Desde o dia 23, as temperaturas nessas regiões permanecem cerca de 5 °C acima da média histórica para o período, segundo o instituto. A persistência do calor caracteriza uma onda prolongada, com riscos elevados à saúde.
Além do Rio de Janeiro, o alerta inclui São Paulo, o norte do Paraná, o sul de Minas Gerais, o leste do Mato Grosso do Sul e o sul do Espírito Santo. Nessas áreas, a previsão indica manutenção de calor intenso ao longo dos próximos dias.
De acordo com o Inmet, o alerta vermelho aponta risco alto à população, especialmente em áreas urbanas. O Ministério da Saúde afirma que o efeito de “ilha de calor” — concentração de prédios, asfalto e concreto — dificulta a dissipação do calor e aumenta a sensação térmica nas cidades.

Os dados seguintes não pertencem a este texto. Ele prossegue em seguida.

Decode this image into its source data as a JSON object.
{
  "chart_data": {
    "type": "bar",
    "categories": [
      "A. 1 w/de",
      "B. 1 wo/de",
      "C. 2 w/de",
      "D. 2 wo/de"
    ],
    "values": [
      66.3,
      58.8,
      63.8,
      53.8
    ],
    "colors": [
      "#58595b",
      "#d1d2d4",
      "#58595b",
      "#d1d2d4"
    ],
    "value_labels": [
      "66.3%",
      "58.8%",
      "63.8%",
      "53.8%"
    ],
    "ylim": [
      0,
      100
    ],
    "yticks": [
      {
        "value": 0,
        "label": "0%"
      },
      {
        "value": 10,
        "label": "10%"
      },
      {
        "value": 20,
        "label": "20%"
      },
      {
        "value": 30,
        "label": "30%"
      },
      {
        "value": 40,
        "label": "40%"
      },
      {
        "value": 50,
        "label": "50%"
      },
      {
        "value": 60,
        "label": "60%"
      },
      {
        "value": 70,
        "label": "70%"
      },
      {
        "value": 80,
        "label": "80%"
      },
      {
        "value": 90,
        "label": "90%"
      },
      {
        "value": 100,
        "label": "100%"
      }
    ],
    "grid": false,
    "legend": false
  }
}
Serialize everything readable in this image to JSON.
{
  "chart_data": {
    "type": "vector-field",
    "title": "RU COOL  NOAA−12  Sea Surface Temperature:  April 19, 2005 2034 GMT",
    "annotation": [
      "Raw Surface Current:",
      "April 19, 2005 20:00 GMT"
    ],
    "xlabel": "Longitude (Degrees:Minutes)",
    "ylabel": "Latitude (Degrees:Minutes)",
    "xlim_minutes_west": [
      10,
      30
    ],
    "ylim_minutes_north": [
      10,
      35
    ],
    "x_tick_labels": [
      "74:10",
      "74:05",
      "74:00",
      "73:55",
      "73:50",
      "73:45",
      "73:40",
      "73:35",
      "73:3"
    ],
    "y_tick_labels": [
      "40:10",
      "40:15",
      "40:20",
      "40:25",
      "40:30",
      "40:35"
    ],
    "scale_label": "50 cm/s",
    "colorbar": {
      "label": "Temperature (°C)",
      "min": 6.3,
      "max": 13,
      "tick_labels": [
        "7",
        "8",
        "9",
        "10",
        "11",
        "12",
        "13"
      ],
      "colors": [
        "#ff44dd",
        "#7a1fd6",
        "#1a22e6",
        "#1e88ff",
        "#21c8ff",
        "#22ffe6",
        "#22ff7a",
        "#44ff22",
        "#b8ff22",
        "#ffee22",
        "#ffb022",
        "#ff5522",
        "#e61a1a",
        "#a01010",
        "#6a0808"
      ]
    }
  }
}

O calor extremo pode provocar desidratação, exaustão e agravamento de doenças pré-existentes. Os grupos mais vulneráveis são idosos, crianças, gestantes, pessoas com doenças crônicas e a população em situação de rua.
Entre os principais sintomas associados ao excesso de calor estão suor intenso, fraqueza, tontura, náuseas, dor de cabeça, cãibras e diarreia. A orientação é buscar atendimento médico ao surgirem esses sinais.
O Ministério da Saúde recomenda ingestão frequente de água, uso de roupas leves, evitar exposição ao sol entre 10h e 16h, preferir refeições leves e permanecer em ambientes ventilados ou climatizados.
A onda de calor também pressiona os serviços públicos. A procura por atendimento médico aumenta, assim como o consumo de energia elétrica, devido ao uso de ventiladores e ar-condicionado. Especialistas pedem uso consciente para evitar sobrecarga no sistema.
O Inmet segue monitorando as condições meteorológicas e pode atualizar os avisos. Enquanto o alerta permanecer em vigor, a orientação é de cautela, sobretudo nas áreas totalmente inseridas na zona de risco.
Meteorologistas associam a maior frequência de ondas de calor às mudanças climáticas. A adaptação urbana, com mais áreas verdes e planejamento adequado, é apontada como medida essencial para reduzir impactos futuros.